- Native name: Ukrainian: Вікторія Ігорівна Заверуха
- Born: Victoria Ihorivna Zaverukha 1996 (age 29–30) Vinnytsia, Ukraine
- Allegiance: Aidar
- Service years: 2014 – 2015

= Vita Zaverukha =

Ukrainian far-right activist & militant (born 1996)

Victoria Ihorivna Zaverukha (Вікторія Ігорівна Заверуха), better known as Vita Zaverukha, is a Ukrainian nationalist militant and ex-member of the volunteer battalion Aidar. Following Elle France's publication in 2014 of an article on pro-government female fighters in the war in Donbas, she became known for publishing neo-Nazi content on social media. In 2015, she was arrested on charges of participating in a robbery in Kyiv that resulted in the death of two policemen of the Berkut special force. A public campaign for her liberation developed from nationalist right-wing circles. She was released on bail in 2017 and later released from the investigation. Following the 2022 Russian invasion, she reportedly joined the territorial defense near Kyiv.

== Biography ==
Zaverukha joined Euromaidan and took part in the storming of the Vinnytsia regional state administration in January 2014. She did not belong to any organisation but was active in the area of the far-right and the Right Sector. After the outbreak of war in Donbas in April 2014, she joined the volunteer battalion Aidar, which was active in the Luhansk region.

Zaverukha first became known in Russia for calling for the suppression of the Russian minority in Ukraine and for posting neo-Nazi content on social media. In France and elsewhere she became known following the publication in the French magazine Elle, on 14 November 2014, of a report on women in the armed conflict in Donbas, in which Zaverukha was interviewed and photographed. At the end of December 2014, the Ukrainian-American pianist Valentina Lisitsa discovered that Zaverukha had posted images of herself making the Nazi salute and wearing a swastika, and joined a social media campaign to protest the Elle article. Faced with numerous criticisms, Elle editorial board issued a statement on 30 December saying that it was "shocked" by the news of Zaverukha's neo-Nazi background and condemned any xenophobic, antisemitic, racist and Nazi ideology.

In April 2015 Zaverukha was arrested on charges of participating in an armed robbery at a gas station that had taken place on 4 May 2015 in Kyiv. Reportredly, the police had chased the car carrying a group of robbers from a petrol station. A shootout ensued, two policemen were killed and three wounded, one robber died, and two escaped but were arrested some time later. One of the alleged robbers confessed on camera that Zaverukha had participated in the robbery. According to investigators, the group was preparing a terrorist attack in Kyiv. Following the arrest, Zaverukha and the other suspects in custody claimed that they were subjected to torture.

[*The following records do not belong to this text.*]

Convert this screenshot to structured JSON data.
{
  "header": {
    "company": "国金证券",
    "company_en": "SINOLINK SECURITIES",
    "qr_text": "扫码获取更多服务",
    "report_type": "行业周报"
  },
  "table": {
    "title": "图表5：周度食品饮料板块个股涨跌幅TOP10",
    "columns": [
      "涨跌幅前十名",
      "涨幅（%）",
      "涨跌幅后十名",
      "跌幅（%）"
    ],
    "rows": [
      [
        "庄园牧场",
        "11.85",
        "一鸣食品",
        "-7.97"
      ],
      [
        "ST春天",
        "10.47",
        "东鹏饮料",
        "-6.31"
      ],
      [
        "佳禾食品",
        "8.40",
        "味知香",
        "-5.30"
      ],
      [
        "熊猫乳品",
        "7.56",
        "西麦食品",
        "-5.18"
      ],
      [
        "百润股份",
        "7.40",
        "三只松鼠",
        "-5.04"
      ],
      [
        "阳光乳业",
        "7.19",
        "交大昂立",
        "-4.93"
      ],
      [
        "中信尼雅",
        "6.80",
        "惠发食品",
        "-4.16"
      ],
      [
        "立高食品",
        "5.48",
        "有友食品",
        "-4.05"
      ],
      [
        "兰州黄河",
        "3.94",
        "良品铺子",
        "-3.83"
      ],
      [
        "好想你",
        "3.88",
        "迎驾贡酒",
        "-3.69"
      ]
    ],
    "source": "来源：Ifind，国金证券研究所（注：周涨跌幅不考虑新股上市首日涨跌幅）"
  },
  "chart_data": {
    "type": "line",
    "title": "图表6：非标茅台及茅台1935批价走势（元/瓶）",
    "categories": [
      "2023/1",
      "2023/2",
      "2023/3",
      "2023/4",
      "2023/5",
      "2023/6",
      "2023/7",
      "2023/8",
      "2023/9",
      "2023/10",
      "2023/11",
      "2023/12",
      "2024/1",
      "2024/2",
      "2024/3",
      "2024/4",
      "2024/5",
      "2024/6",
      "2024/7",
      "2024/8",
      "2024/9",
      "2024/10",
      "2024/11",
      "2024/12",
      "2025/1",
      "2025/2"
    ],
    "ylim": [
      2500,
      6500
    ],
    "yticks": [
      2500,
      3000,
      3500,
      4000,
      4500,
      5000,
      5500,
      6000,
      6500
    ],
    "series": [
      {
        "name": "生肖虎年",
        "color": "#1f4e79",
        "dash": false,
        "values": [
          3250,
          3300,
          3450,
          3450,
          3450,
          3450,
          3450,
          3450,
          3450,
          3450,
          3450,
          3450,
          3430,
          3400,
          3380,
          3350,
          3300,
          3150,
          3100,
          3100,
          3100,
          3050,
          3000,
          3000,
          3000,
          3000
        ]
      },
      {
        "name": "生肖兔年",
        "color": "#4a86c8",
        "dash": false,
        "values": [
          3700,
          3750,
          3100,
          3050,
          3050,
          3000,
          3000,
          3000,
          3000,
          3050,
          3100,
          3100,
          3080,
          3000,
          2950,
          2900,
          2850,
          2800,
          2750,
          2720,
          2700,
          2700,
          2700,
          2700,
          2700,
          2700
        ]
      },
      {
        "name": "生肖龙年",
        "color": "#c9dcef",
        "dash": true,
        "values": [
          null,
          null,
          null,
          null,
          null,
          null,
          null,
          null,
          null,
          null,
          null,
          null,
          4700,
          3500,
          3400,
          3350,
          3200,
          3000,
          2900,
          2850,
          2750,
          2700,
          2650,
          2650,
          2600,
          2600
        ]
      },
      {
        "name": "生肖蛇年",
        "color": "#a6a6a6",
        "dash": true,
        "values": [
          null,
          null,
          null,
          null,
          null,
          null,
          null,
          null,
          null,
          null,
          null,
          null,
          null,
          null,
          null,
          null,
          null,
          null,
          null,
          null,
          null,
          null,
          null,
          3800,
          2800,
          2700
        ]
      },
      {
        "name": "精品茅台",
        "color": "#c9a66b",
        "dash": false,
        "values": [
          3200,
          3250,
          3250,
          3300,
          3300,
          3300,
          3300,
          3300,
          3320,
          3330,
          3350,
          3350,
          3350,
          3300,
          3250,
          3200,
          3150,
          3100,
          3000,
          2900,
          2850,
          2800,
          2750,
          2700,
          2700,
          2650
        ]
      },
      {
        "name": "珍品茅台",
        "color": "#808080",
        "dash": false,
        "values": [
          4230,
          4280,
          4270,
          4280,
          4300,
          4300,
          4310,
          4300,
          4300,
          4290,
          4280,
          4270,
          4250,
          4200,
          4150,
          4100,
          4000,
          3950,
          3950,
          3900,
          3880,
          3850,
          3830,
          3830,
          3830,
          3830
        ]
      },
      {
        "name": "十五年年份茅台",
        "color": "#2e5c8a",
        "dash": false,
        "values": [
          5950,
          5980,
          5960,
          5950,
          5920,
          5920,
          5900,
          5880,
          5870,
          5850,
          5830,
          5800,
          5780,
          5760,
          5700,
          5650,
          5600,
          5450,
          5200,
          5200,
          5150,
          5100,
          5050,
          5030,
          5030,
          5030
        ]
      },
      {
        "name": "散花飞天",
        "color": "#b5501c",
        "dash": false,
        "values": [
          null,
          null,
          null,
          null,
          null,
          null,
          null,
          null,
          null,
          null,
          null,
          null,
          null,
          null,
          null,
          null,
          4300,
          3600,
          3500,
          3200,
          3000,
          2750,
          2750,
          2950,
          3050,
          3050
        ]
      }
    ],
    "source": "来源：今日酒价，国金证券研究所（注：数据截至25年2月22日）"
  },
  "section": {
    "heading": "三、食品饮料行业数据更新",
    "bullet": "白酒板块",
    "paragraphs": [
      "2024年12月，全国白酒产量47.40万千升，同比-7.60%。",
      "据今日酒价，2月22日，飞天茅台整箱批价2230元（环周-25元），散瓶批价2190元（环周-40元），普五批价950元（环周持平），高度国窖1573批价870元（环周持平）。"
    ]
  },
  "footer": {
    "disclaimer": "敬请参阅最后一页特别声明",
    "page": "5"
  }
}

Since the victims belonged to a police special force (Berkut) that had been responsible for violence against Automaidan in January 2014, and the alleged perpetrators were far-right activists and former volunteers of the Aidar, "Shakhtarsk" Tornado and Azov battalions, their supporters regarded them not as criminals, but as avengers of the people, and believed that the robbery at the gas station was a police set-up. In September 2015, the website of the far-right group All-Ukrainian Organization ″Trident″ named after Stepan Bandera reported that Zaverukha had been awarded the medal "For sacrifice and love for Ukraine" by the Patriarch of the Ukrainian Orthodox Church of the Kyiv Patriarchate Filaret. The information was confirmed by Zaverukha's lawyer but not by the Kyiv Patriarchate.

Court hearings in her case were repeatedly postponed, picketed and disrupted, and in November 2016 a people's deputy from Popular Front, Yuriy Tymoshenko, handcuffed himself to Zaverukha during a courtroom hearing and warned that any attempt to remove the wrist bracelets would have been regarded as an attack on the deputy's immunity.

In January 2017 Zaverukha was released on bail (1.6 million hryvnias) paid by Oleksiy Tamrazov and later released from the investigation.

In February she and her partner Oles Chernyak said they were beaten by members of political group C14, which had supported the campaign for their release.

In July 2017 Zaverukha and her partner were involved in an attack on transgender activists in Kyiv.

In 2020, a human rights report by the US State Department stated that Vita Zaverukha and other activists of the Unknown Patriot group were among the suspects in an attack on participants of the 8 March women's rights rally.

It was reported that on July 8, 2021, she was involved in counter-demonstrations against environmentalists campaigning to preserve Lake Vyrlytsia.

In March 2022 she reportedly joined the territorial defense near Kyiv.